Remarketing campaigns aim to help marketers show customers the ads they’re actually interested in seeing and giving them personalised offers.
Marketers can take this a step further with dynamic remarketing. Dynamic remarketing helps customers see ads on items they browsed when they were on the website. In conclusion, this personal approach aids to increase conversion rates as it gets previous visitors back online to visit what they started.
But what does all of this mean to businesses?
What makes remarketing relevant to today’s digital age? And so much that almost every business is doing it in some capacity? It’s a vital part of any digital marketing campaign’s effort to the business word.

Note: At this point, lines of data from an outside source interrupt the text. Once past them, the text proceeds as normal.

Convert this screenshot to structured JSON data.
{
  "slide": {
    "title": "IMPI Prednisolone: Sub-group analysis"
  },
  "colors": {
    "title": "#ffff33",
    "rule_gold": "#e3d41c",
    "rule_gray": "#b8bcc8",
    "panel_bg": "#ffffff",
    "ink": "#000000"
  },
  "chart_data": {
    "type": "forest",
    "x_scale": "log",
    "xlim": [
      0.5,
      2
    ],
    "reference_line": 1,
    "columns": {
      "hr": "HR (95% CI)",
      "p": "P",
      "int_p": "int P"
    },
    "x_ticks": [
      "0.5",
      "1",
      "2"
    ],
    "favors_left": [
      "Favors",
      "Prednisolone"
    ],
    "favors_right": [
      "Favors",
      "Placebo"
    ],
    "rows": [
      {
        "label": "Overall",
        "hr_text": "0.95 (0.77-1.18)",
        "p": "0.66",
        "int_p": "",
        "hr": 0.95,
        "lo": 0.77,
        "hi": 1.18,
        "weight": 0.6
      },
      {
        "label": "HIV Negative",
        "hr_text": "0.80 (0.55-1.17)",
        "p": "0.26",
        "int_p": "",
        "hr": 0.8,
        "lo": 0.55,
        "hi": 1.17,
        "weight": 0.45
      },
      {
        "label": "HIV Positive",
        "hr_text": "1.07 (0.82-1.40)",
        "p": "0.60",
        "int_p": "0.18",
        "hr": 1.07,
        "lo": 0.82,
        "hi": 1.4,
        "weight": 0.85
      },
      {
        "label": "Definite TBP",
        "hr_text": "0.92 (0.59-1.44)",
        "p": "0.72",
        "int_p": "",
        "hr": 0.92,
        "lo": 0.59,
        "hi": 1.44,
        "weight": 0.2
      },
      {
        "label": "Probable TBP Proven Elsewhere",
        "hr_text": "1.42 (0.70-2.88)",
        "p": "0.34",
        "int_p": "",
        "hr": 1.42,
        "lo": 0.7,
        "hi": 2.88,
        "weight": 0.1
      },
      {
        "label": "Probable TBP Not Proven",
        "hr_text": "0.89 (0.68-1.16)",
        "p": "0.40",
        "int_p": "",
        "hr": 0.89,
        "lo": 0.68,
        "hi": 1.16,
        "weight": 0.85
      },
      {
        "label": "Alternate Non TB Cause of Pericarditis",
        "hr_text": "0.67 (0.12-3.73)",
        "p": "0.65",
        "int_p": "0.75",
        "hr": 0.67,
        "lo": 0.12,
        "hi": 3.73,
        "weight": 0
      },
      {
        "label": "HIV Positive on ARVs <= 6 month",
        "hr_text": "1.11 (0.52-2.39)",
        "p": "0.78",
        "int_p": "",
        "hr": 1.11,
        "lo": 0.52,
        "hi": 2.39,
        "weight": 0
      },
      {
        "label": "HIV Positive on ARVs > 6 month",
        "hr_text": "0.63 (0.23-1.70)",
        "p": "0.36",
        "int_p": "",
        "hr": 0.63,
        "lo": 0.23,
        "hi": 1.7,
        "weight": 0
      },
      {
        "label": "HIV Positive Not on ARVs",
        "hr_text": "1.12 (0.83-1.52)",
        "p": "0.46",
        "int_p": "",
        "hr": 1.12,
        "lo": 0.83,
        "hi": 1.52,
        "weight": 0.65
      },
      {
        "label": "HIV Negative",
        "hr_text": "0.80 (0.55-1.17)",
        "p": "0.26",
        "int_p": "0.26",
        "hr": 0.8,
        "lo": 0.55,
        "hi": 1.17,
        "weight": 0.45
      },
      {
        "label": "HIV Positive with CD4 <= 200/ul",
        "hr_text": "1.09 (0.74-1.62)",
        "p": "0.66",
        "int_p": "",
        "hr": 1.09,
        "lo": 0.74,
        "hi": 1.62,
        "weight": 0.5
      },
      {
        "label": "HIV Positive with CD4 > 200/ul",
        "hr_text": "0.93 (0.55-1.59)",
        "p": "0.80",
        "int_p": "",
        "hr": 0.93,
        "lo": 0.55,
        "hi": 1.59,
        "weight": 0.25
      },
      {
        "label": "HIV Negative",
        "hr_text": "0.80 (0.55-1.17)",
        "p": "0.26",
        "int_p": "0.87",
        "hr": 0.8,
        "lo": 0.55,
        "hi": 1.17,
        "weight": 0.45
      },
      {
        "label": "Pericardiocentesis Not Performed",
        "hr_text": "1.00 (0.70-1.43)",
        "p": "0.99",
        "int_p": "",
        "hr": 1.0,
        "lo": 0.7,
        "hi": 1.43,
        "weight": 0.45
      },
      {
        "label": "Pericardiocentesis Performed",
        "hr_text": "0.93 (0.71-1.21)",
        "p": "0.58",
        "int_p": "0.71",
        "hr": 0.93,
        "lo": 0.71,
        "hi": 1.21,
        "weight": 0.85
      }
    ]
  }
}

When remarketing is done properly, businesses enable communication that is clearer to the customer. Be it deepening a relationship with an existing customer by targeting them with new products or services, or using it to show customers who have already shown interest in your product, additional information on what they have looked, remarketing gives marketers the potential to better understand and communicate with new and existing customers. Let’s look at some of the basic reasons why your business needs to use remarketing.
– It’s cheaper: Usually, your ads only serve to the people you target and click on your ads: You’re spending less money for better traffic.
– You can send out personalised offers: This means more engagements, more sales, and more customer retention.
– Very few actions or purchases are made on the very first visit to the site: Think about it – When you see something for the first time, how likely are you to buy it immediately unless you’ve been eying it for a while? But what about after seeing it a few times, combined with a personal deal?
Remarketing is an easy and painless way for a business to connect to a customer. If you’re seeing an ad online that has nothing to do with you, then someone in marketing is not doing their job correctly.
At first, it might seem a little unnerving – Advertisers following customers around the internet and knowing what you want before you do, but remarketing will only continue to grow.